En el Concierto para dos instrumentos de teclado (pasado y presente), Christian Rieger luchó por hacerse oír desde el clave y Andreas Staier, que se las sabe todas, supo evitar que su contribución al fortepiano quedara desdibujada en medio de la monotonía general. Se esforzó en plasmar muy bien el humor de estirpe haydniana de CPE Bach, de quien debería haberse interpretado —y no había mejor ocasión que este mismo concierto— su extraordinario rondó Abschied von meinem Silbermannischen Claviere, que no ha sonado en los diez días de festival. La historia de la música nos ha deparado despedidas de hermanos, padres o hijos, de una ciudad (la Innsbruck de Heinrich Isaac, por ejemplo), de la vida misma (la ópera es pródiga en ejemplos), pero Bach compuso una música para despedirse de su amado insrumento construido por Gottfried Silbermann, una pieza que es al mismo tiempo un adiós al clavicordio y a la posibilidad de escribir música para él, pues su intimidad estaba reñida con los nuevos tiempos, en los que el fortepiano haría valer sus mayores recursos dinámicos. CPE Bach dice adiós a su instrumento igual que, pocos años antes, Denis Diderot se había despedido de su robe de chambre salpicada de manchones de tinta.

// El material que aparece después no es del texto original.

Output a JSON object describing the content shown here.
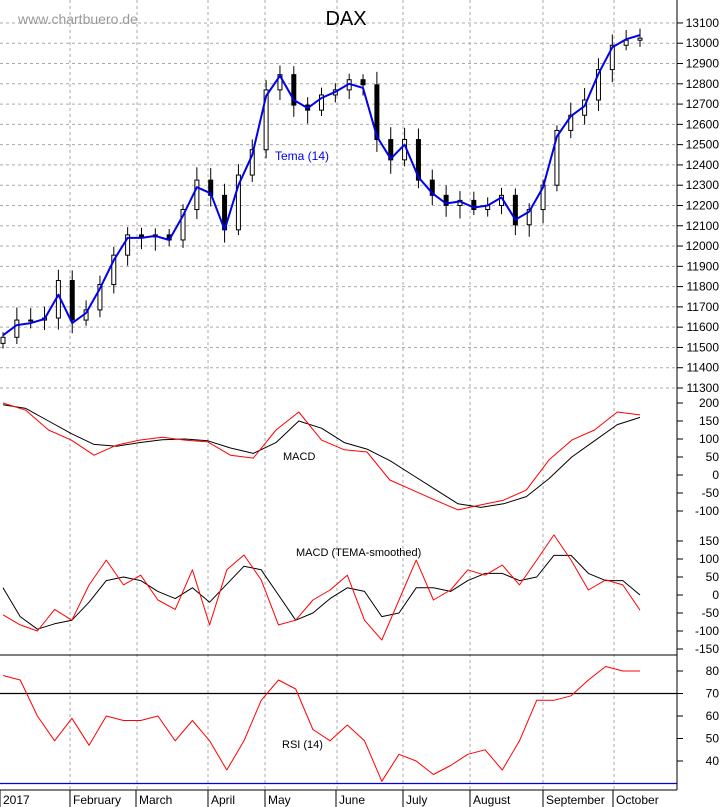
{
  "watermark": "www.chartbuero.de",
  "chart_data": [
    {
      "type": "line",
      "title": "DAX",
      "series": [
        {
          "name": "Tema (14)",
          "color": "#0000ee",
          "values": [
            11560,
            11610,
            11620,
            11640,
            11760,
            11620,
            11670,
            11790,
            11930,
            12040,
            12040,
            12050,
            12030,
            12150,
            12290,
            12260,
            12080,
            12300,
            12450,
            12740,
            12840,
            12720,
            12680,
            12730,
            12760,
            12800,
            12780,
            12540,
            12430,
            12500,
            12340,
            12260,
            12210,
            12220,
            12190,
            12200,
            12240,
            12130,
            12170,
            12290,
            12540,
            12640,
            12690,
            12850,
            12980,
            13020,
            13040
          ]
        },
        {
          "name": "",
          "role": "close",
          "values": [
            11550,
            11635,
            11635,
            11645,
            11830,
            11635,
            11685,
            11810,
            11955,
            12055,
            12045,
            12055,
            12030,
            12180,
            12325,
            12250,
            12080,
            12350,
            12475,
            12770,
            12845,
            12695,
            12670,
            12745,
            12770,
            12820,
            12795,
            12525,
            12425,
            12525,
            12325,
            12250,
            12200,
            12225,
            12180,
            12200,
            12250,
            12105,
            12180,
            12300,
            12570,
            12645,
            12720,
            12870,
            12990,
            13015,
            13025
          ]
        }
      ],
      "y_ticks": [
        13100,
        13000,
        12900,
        12800,
        12700,
        12600,
        12500,
        12400,
        12300,
        12200,
        12100,
        12000,
        11900,
        11800,
        11700,
        11600,
        11500,
        11400,
        11300
      ],
      "ylim": [
        11300,
        13150
      ],
      "grid": true
    },
    {
      "type": "line",
      "label": "MACD",
      "series": [
        {
          "color": "#ff0000",
          "values": [
            200,
            180,
            125,
            97,
            55,
            83,
            97,
            105,
            97,
            92,
            55,
            47,
            125,
            175,
            97,
            70,
            64,
            -14,
            -42,
            -70,
            -97,
            -83,
            -70,
            -42,
            42,
            97,
            125,
            175,
            167
          ]
        },
        {
          "color": "#000000",
          "values": [
            195,
            185,
            150,
            115,
            85,
            80,
            90,
            98,
            100,
            95,
            75,
            60,
            90,
            150,
            130,
            90,
            72,
            40,
            0,
            -40,
            -80,
            -90,
            -80,
            -60,
            -10,
            50,
            95,
            140,
            160
          ]
        }
      ],
      "y_ticks": [
        200,
        150,
        100,
        50,
        0,
        -50,
        -100
      ]
    },
    {
      "type": "line",
      "label": "MACD (TEMA-smoothed)",
      "series": [
        {
          "color": "#ff0000",
          "values": [
            -55,
            -83,
            -100,
            -40,
            -70,
            28,
            97,
            28,
            55,
            -14,
            -40,
            70,
            -83,
            70,
            111,
            42,
            -83,
            -70,
            -14,
            14,
            55,
            -70,
            -125,
            -14,
            97,
            -14,
            14,
            70,
            55,
            83,
            28,
            97,
            167,
            97,
            14,
            42,
            28,
            -42
          ]
        },
        {
          "color": "#000000",
          "values": [
            20,
            -60,
            -95,
            -80,
            -70,
            -20,
            40,
            50,
            40,
            10,
            -10,
            20,
            -20,
            30,
            80,
            70,
            0,
            -70,
            -50,
            -10,
            20,
            10,
            -60,
            -50,
            20,
            20,
            10,
            40,
            60,
            60,
            40,
            50,
            110,
            110,
            60,
            40,
            40,
            0
          ]
        }
      ],
      "y_ticks": [
        150,
        100,
        50,
        0,
        -50,
        -100,
        -150
      ]
    },
    {
      "type": "line",
      "label": "RSI (14)",
      "series": [
        {
          "color": "#ff0000",
          "values": [
            78,
            76,
            60,
            49,
            59,
            47,
            60,
            58,
            58,
            60,
            49,
            58,
            49,
            36,
            49,
            67,
            76,
            72,
            54,
            49,
            56,
            49,
            31,
            43,
            40,
            34,
            38,
            43,
            45,
            36,
            49,
            67,
            67,
            69,
            76,
            82,
            80,
            80
          ]
        }
      ],
      "reference_lines": [
        70,
        30
      ],
      "y_ticks": [
        80,
        70,
        60,
        50,
        40
      ]
    }
  ],
  "x_labels": [
    "2017",
    "February",
    "March",
    "April",
    "May",
    "June",
    "July",
    "August",
    "September",
    "October"
  ]
}
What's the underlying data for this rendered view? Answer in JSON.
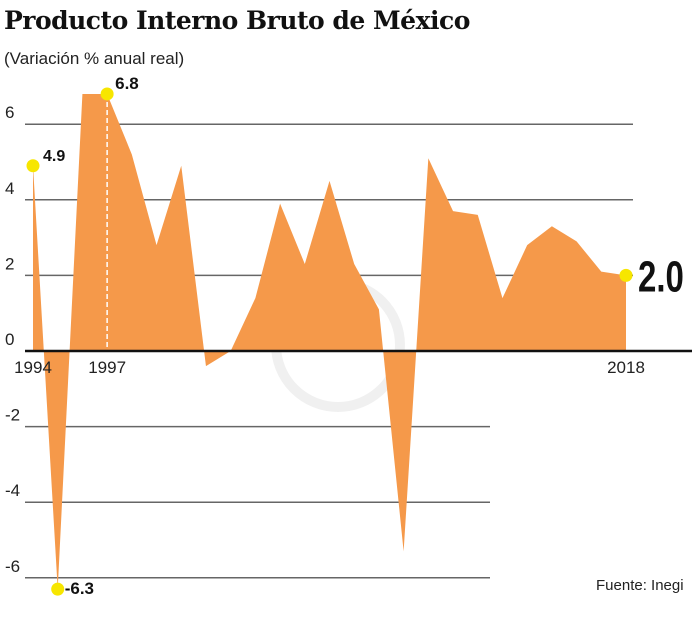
{
  "chart_data": {
    "type": "area",
    "title": "Producto Interno Bruto de México",
    "subtitle": "(Variación % anual real)",
    "source": "Fuente: Inegi",
    "x": [
      1994,
      1995,
      1996,
      1997,
      1998,
      1999,
      2000,
      2001,
      2002,
      2003,
      2004,
      2005,
      2006,
      2007,
      2008,
      2009,
      2010,
      2011,
      2012,
      2013,
      2014,
      2015,
      2016,
      2017,
      2018
    ],
    "values": [
      4.9,
      -6.3,
      6.8,
      6.8,
      5.2,
      2.8,
      4.9,
      -0.4,
      0.0,
      1.4,
      3.9,
      2.3,
      4.5,
      2.3,
      1.1,
      -5.3,
      5.1,
      3.7,
      3.6,
      1.4,
      2.8,
      3.3,
      2.9,
      2.1,
      2.0
    ],
    "x_tick_labels": [
      "1994",
      "1997",
      "2018"
    ],
    "y_ticks": [
      {
        "value": 6,
        "label": "6"
      },
      {
        "value": 4,
        "label": "4"
      },
      {
        "value": 2,
        "label": "2"
      },
      {
        "value": 0,
        "label": "0"
      },
      {
        "value": -2,
        "label": "-2"
      },
      {
        "value": -4,
        "label": "-4"
      },
      {
        "value": -6,
        "label": "-6"
      }
    ],
    "ylim": [
      -6.6,
      7.2
    ],
    "grid": true,
    "annotations": [
      {
        "year": 1994,
        "label": "4.9"
      },
      {
        "year": 1997,
        "label": "6.8"
      },
      {
        "year": 1995,
        "label": "-6.3"
      },
      {
        "year": 2018,
        "label": "2.0"
      }
    ],
    "colors": {
      "area": "#f5994a",
      "marker": "#f7e600",
      "grid": "#666666",
      "axis": "#111111"
    }
  }
}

Escuchar ese rondó, en un melancólico Mi menor, habría sido la mejor de las despedidas y Andreas Staier (mucho más entonado el domingo en el Vredenburg que en su recital de clave en la Lutherse Kerk del jueves) era la persona idónea para hacerlo: un adiós íntimo, sin hacer ruido, y una muestra del Carl Philipp Emanuel más confesional y menos conocido. Podría haber sido, pero la realidad ha sido otra, aunque la música del alemán seguirá acompañándonos a buen seguro más allá de este año en el que Utrecht (la antigua Trajectum romana) está celebrando los nueve siglos transcurridos desde que Enrique V, el 2 de junio de 1122, le concedió a ella y a sus habitantes el estatuto de ciudad. Aquí siempre hay algo que celebrar, aun en la hora de la despedida.